The smalltooth sawfish, once abundant in North American waters, is now thriving only in the urbanised coastal waters off South Florida, according to one 2020 paper. And studies show endangered western ringtail possums have found refuge in residential gardens across Australia, even when they have access to more rural areas.
When builders went to fill up an abandoned industrial site in Sydney to build a new stadium for the 2000 Olympics, they found the dirty water was filled with green and golden bell frogs – chunky, cartoonish-looking amphibians that are endangered across Australia.
“Everyone just thought it was a horrific, degraded urban site, but it turned out to be critical habitat for these frogs that were hanging on,” says Kylie Soanes, an urban ecologist at the University of Melbourne.
Like this frog, for “the vast majority” of threatened species found in cities, the city is their home range and humans built on top of it. But this also means the city is the last place that the species has a foothold – a category of animals that Soanes calls the “last chance species” – and so urban spaces are a crucial opportunity to protect and conserve them.
Doing so requires upending the assumption that cities cannot be places for conservation, she says, and recognising that they provide opportunities for intensive stewardship by people.
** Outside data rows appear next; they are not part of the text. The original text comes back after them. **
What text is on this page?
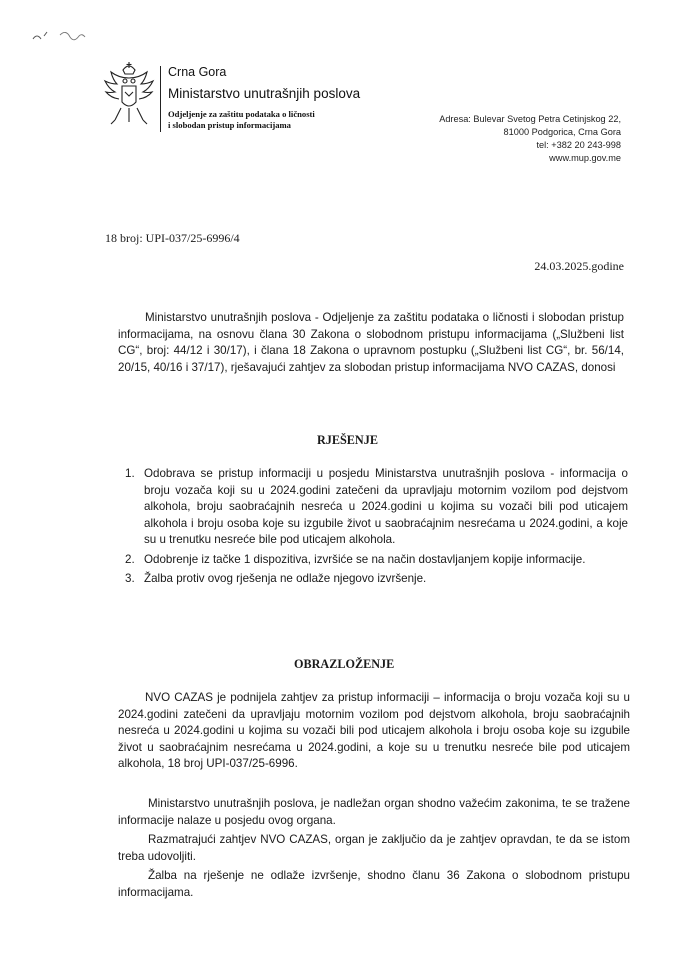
Crna Gora
Ministarstvo unutrašnjih poslova
Odjeljenje za zaštitu podataka o ličnosti
i slobodan pristup informacijama
Adresa: Bulevar Svetog Petra Cetinjskog 22,
81000 Podgorica, Crna Gora
tel: +382 20 243-998
www.mup.gov.me
18 broj: UPI-037/25-6996/4
24.03.2025.godine

Ministarstvo unutrašnjih poslova - Odjeljenje za zaštitu podataka o ličnosti i slobodan pristup informacijama, na osnovu člana 30 Zakona o slobodnom pristupu informacijama („Službeni list CG“, broj: 44/12 i 30/17), i člana 18 Zakona o upravnom postupku („Službeni list CG“, br. 56/14, 20/15, 40/16 i 37/17), rješavajući zahtjev za slobodan pristup informacijama NVO CAZAS, donosi

RJEŠENJE
1. Odobrava se pristup informaciji u posjedu Ministarstva unutrašnjih poslova - informacija o broju vozača koji su u 2024.godini zatečeni da upravljaju motornim vozilom pod dejstvom alkohola, broju saobraćajnih nesreća u 2024.godini u kojima su vozači bili pod uticajem alkohola i broju osoba koje su izgubile život u saobraćajnim nesrećama u 2024.godini, a koje su u trenutku nesreće bile pod uticajem alkohola.
2. Odobrenje iz tačke 1 dispozitiva, izvršiće se na način dostavljanjem kopije informacije.
3. Žalba protiv ovog rješenja ne odlaže njegovo izvršenje.
OBRAZLOŽENJE

NVO CAZAS je podnijela zahtjev za pristup informaciji – informacija o broju vozača koji su u 2024.godini zatečeni da upravljaju motornim vozilom pod dejstvom alkohola, broju saobraćajnih nesreća u 2024.godini u kojima su vozači bili pod uticajem alkohola i broju osoba koje su izgubile život u saobraćajnim nesrećama u 2024.godini, a koje su u trenutku nesreće bile pod uticajem alkohola, 18 broj UPI-037/25-6996.

Ministarstvo unutrašnjih poslova, je nadležan organ shodno važećim zakonima, te se tražene informacije nalaze u posjedu ovog organa.

Razmatrajući zahtjev NVO CAZAS, organ je zaključio da je zahtjev opravdan, te da se istom treba udovoljiti.

Žalba na rješenje ne odlaže izvršenje, shodno članu 36 Zakona o slobodnom pristupu informacijama.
“Building a city and having places for people to live doesn’t mean we have to lose nature and wildlife – we can have both in the same place,” says Soanes. She points to growing more wildlife-friendly plants in private gardens, and sprinkling more wildlife-supporting infrastructure, such as bird nesting boxes, bee hotels and frog pondlets outside homes and around the city, “blurring the lines” between urban and natural.
In Brazil, the Programa Macacos Urbanos has built aerial wood-and-rope bridges across roads to help prevent monkeys electrocuting themselves by swinging on power lines. In the UK, manufacturers of building products have started making “swift bricks” – plastic bricks designed for swifts to nest in, and the roofs of bus stops have been converted into small patches of grass called “bee stops”.
“It’s just saturating the city with biodiversity friendly stuff: green space and green infrastructure,” says Francis, who lives in a housing estate with bat nest boxes built into some of the buildings. He notes, however, that it is still too early to know whether these small changes make significant differences to animal communities in cities, and at a large enough scale to support population growth over generations and repopulate all of the surrounding landscapes too, “or if it’s just a tiny, tiny difference”.
But, says Francis: “The research on cities lately has really transformed our understanding of urban ecosystems.”